Most trials won’t have U.S. Army resources to help them out, but they can make changes to help meet potential participants where they live by bringing in organizations to recruit patients where they are.
“Thinking uniquely about what sites you would use to recruit those (patients), not just your regular physician office, but the local pharmacy, and the library, senior citizen center, any given parking lot that you can think of — if you can kit it out in an efficient way you can be recruiting a lot of patients through these forums,” Connelly said. “That's really important for us to be flexible about where we're recruiting patients, as we’re trying to make sure that we (are) getting diverse patients recruited into these trials. That will continue to be important.”

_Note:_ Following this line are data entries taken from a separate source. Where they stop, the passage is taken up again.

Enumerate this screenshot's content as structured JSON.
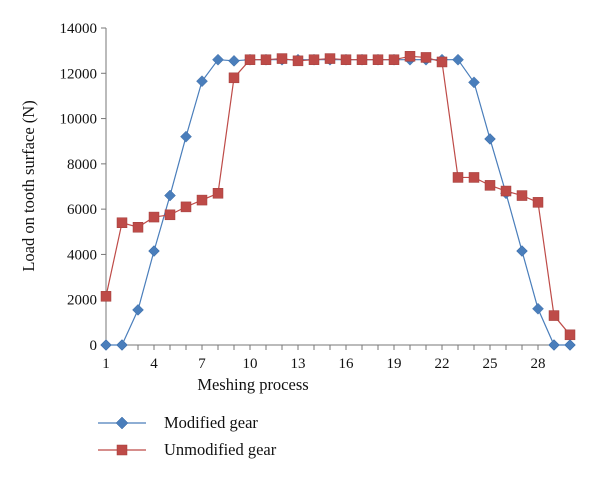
{
  "chart_data": {
    "type": "line",
    "xlabel": "Meshing process",
    "ylabel": "Load on tooth surface (N)",
    "xlim": [
      1,
      30
    ],
    "ylim": [
      0,
      14000
    ],
    "x_ticks": [
      1,
      4,
      7,
      10,
      13,
      16,
      19,
      22,
      25,
      28
    ],
    "y_ticks": [
      0,
      2000,
      4000,
      6000,
      8000,
      10000,
      12000,
      14000
    ],
    "x_tick_labels": [
      "1",
      "4",
      "7",
      "10",
      "13",
      "16",
      "19",
      "22",
      "25",
      "28"
    ],
    "y_tick_labels": [
      "0",
      "2000",
      "4000",
      "6000",
      "8000",
      "10000",
      "12000",
      "14000"
    ],
    "grid": false,
    "legend_position": "bottom",
    "x": [
      1,
      2,
      3,
      4,
      5,
      6,
      7,
      8,
      9,
      10,
      11,
      12,
      13,
      14,
      15,
      16,
      17,
      18,
      19,
      20,
      21,
      22,
      23,
      24,
      25,
      26,
      27,
      28,
      29,
      30
    ],
    "series": [
      {
        "name": "Modified gear",
        "color": "#4a7ebb",
        "marker": "diamond",
        "values": [
          0,
          0,
          1550,
          4150,
          6600,
          9200,
          11650,
          12600,
          12550,
          12600,
          12600,
          12600,
          12600,
          12600,
          12600,
          12600,
          12600,
          12600,
          12600,
          12600,
          12600,
          12600,
          12600,
          11600,
          9100,
          6700,
          4150,
          1600,
          0,
          0
        ]
      },
      {
        "name": "Unmodified gear",
        "color": "#be4b48",
        "marker": "square",
        "values": [
          2150,
          5400,
          5200,
          5650,
          5750,
          6100,
          6400,
          6700,
          11800,
          12600,
          12600,
          12650,
          12550,
          12600,
          12650,
          12600,
          12600,
          12600,
          12600,
          12750,
          12700,
          12500,
          7400,
          7400,
          7050,
          6800,
          6600,
          6300,
          1300,
          450
        ]
      }
    ]
  }
}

“We saw that (COVID trials) had these real-time, full-time around the clock, joint teams that were working. Those aren't feasible in non-COVID times — however, aspects of that are.”
Nicole Connelly
Research director for pharmaceutical R&D at the IQVIA Institute for Human Data Science
Improving data efficiency
COVID-19 vaccine trials achieved another substantial time savings around database lock, the point where the trial database is finalized and ready for analysis.“The dramatic time savings achieved around database lock and data analysis was a function of both resource focus and process optimization to ensure a constant state of real-time data processing and readiness — specifically, the leverage of standard data dictionaries, a suite of digital/decentralized trial tools and optimized clinical staffing and highly focused resource management facilitated real-time data cleaning through the study,” according to the report.
Investing in establishing systems to optimize this process paid off.
“You’ve got all this data flowing in from all your sites,” Connelly said. “And it needs to go through a final quality check and be integrated and locked for analysis so that you can get your regulatory documents pulled together. That database lock can often take months. In this case, it took 24 hours. They were cleaning all the data and getting it into the right format as they went.”
Investing in improvements
If the goal is to increase the speed and efficiency of trials, an organization also needs to be willing to invest in improvements. This might include hiring more full-time employees in steps of the process where bottlenecks often occur. To do this, the organization must understand its processes well enough to spot those weak areas that can use a boost.
“When you increase resourcing, you can make things go faster,” Connelly said. “When you're being clear about your objectives for a trial and how fast or how slow you want it to go, there are specific places you can apply more human resources (to) get some real bang for your buck as far as speed goes.”